With over 410 of the 500 companies in the S&P 500 firms having reported through Tuesday, we can draw some conclusions about the third quarter. Year-over-year, earnings per share are tracking up about 3% which is a notable improvement from the 2% decline expected back on October 1. However, we are noticing that last month, many analysts lowered their earnings per share estimates for the fourth quarter more than usual. According to John Butters, a senior earnings analyst at FactSet which tracks corporate results, “In a typical quarter, analysts usually reduce estimates during the first month of a quarter. During the past 20 years (80 quarters), the average decline in the bottom-up EPS estimate during the first month of a quarter has been 1.7%.” For this past October, that decline has been more than twice as bad at 3.9%. So, we conclude that analysts are beginning to price in the chance of slower economic growth affecting earnings in the next three to six months.

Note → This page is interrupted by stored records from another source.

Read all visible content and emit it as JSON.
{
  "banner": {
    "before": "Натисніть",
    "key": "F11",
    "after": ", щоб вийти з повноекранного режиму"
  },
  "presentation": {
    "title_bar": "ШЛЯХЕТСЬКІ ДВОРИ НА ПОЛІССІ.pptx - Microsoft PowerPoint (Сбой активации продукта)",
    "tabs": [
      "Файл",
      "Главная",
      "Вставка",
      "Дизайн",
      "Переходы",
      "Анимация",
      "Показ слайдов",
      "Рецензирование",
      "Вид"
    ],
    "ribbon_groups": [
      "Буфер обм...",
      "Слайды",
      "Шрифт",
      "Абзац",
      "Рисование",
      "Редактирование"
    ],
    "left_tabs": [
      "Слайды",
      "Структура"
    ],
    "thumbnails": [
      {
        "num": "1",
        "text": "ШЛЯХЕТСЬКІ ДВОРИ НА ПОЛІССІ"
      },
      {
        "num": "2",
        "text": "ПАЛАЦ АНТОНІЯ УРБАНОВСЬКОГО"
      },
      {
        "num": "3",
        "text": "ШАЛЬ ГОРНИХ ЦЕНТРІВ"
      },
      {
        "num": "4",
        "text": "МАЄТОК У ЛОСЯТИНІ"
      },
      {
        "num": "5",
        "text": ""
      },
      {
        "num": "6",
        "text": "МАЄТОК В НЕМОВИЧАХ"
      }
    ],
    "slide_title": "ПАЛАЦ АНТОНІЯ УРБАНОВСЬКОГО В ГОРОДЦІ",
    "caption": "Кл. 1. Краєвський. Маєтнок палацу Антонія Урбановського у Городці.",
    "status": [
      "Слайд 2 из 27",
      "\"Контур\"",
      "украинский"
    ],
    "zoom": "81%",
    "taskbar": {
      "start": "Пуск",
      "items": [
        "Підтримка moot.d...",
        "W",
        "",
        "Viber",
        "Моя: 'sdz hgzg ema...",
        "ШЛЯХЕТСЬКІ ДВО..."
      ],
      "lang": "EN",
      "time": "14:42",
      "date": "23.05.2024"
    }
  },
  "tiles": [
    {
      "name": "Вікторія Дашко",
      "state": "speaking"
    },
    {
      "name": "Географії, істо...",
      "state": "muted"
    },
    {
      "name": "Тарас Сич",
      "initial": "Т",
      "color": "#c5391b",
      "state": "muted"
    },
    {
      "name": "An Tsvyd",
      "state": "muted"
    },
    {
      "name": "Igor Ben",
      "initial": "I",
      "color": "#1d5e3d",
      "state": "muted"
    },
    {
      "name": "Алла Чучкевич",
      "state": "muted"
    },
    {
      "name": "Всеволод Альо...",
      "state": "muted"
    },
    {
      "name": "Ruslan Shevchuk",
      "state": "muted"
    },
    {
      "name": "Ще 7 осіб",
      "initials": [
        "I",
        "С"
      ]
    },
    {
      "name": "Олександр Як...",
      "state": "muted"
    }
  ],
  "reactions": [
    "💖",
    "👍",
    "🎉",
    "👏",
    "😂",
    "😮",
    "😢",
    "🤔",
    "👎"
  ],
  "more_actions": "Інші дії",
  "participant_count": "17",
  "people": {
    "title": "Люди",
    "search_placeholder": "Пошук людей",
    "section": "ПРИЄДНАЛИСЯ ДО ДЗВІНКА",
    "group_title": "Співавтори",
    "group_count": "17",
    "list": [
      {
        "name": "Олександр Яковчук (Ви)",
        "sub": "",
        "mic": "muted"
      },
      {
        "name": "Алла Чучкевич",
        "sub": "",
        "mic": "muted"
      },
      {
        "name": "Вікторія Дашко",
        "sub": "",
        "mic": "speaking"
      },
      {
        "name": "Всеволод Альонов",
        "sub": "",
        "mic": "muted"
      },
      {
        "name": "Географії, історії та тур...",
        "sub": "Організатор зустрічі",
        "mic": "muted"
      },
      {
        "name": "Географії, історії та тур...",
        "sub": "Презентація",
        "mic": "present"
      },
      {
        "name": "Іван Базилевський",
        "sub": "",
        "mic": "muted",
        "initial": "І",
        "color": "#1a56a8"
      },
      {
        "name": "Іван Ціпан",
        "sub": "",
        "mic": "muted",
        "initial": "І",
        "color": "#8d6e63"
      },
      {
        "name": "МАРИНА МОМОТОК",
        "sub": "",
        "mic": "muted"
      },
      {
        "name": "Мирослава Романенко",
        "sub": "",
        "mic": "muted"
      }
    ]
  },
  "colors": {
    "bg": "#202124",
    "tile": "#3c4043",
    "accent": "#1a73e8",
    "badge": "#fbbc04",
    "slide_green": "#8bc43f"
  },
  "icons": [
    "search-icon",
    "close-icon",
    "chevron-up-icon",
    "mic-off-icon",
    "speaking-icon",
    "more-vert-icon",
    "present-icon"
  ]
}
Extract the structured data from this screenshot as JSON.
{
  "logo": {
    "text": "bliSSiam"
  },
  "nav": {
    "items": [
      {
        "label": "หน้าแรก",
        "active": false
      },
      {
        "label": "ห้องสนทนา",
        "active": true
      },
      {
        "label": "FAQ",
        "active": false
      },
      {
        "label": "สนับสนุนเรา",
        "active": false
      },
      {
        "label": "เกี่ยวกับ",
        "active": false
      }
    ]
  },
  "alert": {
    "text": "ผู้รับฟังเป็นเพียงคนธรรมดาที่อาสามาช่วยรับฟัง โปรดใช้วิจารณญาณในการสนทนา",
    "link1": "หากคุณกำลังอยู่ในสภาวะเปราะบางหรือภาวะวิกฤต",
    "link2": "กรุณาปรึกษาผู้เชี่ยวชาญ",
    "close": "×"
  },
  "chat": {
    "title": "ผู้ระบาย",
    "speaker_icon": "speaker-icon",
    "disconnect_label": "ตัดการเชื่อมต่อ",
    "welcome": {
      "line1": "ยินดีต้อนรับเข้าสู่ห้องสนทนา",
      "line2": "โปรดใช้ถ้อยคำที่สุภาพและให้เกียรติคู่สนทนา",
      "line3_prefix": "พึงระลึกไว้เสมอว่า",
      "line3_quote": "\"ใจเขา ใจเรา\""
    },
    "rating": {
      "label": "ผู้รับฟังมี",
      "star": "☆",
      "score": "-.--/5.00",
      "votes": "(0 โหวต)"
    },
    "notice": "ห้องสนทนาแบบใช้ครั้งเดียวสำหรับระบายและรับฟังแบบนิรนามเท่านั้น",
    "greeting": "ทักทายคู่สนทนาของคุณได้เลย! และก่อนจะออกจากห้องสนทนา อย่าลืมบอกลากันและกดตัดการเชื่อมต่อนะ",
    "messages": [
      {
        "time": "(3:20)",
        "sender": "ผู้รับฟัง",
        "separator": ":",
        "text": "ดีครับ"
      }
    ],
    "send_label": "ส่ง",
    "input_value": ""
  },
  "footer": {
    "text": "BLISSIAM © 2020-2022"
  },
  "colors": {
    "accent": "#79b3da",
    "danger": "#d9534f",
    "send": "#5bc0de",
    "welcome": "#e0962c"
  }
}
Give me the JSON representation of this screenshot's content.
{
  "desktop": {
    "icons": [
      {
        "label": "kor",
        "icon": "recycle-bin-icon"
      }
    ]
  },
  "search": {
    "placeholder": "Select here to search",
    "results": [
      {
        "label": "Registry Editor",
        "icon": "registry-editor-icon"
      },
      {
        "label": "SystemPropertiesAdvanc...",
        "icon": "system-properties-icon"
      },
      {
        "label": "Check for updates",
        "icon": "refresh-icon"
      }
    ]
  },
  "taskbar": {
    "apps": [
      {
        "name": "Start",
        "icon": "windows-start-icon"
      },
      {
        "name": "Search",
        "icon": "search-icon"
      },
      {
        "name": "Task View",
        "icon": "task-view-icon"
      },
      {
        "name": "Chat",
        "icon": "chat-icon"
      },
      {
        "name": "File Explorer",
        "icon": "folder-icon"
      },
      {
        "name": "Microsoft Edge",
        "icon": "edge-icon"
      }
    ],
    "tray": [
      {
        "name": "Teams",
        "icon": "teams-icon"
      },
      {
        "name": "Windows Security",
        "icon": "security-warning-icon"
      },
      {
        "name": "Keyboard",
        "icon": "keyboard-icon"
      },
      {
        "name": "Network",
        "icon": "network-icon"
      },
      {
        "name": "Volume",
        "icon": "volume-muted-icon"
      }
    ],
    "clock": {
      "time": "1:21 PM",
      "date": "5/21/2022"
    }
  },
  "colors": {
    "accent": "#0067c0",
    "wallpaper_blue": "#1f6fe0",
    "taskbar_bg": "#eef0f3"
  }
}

Nonetheless, after three consecutive quarters of year-over-year declines, investors are pleased to see Q3 2023 actually report a positive comparison. And the number of positive surprises (where actual reported earnings are above the expectation recorded at the start of the quarter) is running at 82% which is above the long-term average of about 68%. The expectation for fourth quarter year-over-year S&P growth is 3.6%, and it is 7.2% for the first quarter of 2024. Moreover, companies have long stuck to the earnings game of “under promise and over deliver” meaning management sets expectations low so they can exceed them and pat themselves on the back. Problems occur when actual earnings miss even lowered expectations, but we do not see that happening on a market-wide basis in the near future.